Shareholders in New York-listed Alibaba have contracts with Alibaba’s VIEs stipulating that profits are transferred across. But the contracts do not always guarantee the interests of foreign shareholders, who do not have direct access to the assets of VIEs.
Ownership of structures like VIEs can enable asset swaps that are detrimental to other shareholders. In 2011 Mr Ma transferred ownership of Alipay, the payments arm that has since been renamed Ant Financial, out of Alibaba and into a company that he controlled personally, despite protests from shareholders including Yahoo, which said it had not been informed.
Mr Ma still controls a majority of Ant Financial’s voting interests.
For Alibaba’s investors, there is now an asymmetric alignment of interests, given the VIEs are no longer in the hands of a major shareholder.
“Jack is the only executive of substance with some skin in the game and is aligned economically with shareholders,” said Delian Entchev, an investment analyst at the Australian fund manager Hayberry. “If he has stepped back [from the VIE] that’s not particularly positive.”
Fredrik Oqvist, founder of the financial services start-up blueflag.io, who has made an extensive study of Chinese VIEs, said the move would also raise questions about Alipay.
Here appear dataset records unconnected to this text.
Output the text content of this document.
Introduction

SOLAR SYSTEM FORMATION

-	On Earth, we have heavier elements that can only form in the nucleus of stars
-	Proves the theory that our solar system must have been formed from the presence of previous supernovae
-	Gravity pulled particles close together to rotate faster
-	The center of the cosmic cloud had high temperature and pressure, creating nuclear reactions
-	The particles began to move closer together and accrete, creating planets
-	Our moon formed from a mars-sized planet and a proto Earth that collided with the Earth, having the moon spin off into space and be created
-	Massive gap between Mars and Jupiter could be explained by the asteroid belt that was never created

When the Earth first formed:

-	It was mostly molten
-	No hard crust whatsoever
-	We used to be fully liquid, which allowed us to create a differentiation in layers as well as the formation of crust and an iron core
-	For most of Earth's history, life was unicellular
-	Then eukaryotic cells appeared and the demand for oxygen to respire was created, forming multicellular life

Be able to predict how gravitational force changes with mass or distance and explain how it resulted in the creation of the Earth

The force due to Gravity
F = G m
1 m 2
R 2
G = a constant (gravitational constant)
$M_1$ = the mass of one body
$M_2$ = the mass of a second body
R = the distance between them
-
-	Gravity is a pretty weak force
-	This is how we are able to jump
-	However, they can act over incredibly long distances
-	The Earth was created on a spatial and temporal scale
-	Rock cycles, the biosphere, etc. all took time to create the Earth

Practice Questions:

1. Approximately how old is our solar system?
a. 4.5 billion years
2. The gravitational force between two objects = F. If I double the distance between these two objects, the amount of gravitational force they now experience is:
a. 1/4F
“If you are Alibaba and say, ‘we are going to restructure our VIEs’, my first thought would be to go to Alipay and ask questions. Because there is some form at the company for strange things to happen at VIEs,” he said. He added that Alibaba’s VIEs had been “among the best managed”.
Alibaba’s 20-F filing with the Securities and Exchange Commission this month detailed a restructuring of the company’s VIEs, of which there are around 10-20.
The filing detailed a switch in ultimate control from two men, Mr Ma and co-founder Simon Xie, to a group of five. It did not disclose names of the new owners, leaving investors to assume Mr Ma’s ownership was simply being diluted and spread among a wider group of executives.
Alibaba attributed that change to reducing the “key man risk” associated with putting key assets in the hands of a couple of people. The VIEs’ five new controlling shareholders are drawn from the ranks of the partnership.
More than 100 US and Hong Kong listed companies use VIEs. But the structure continues to operate in a legal limbo as Beijing has never confirmed their validity. That has created a faultline at the heart of the $1tn-plus world of overseas-listed China tech and market newcomers duly detail the risk in their listing prospectuses.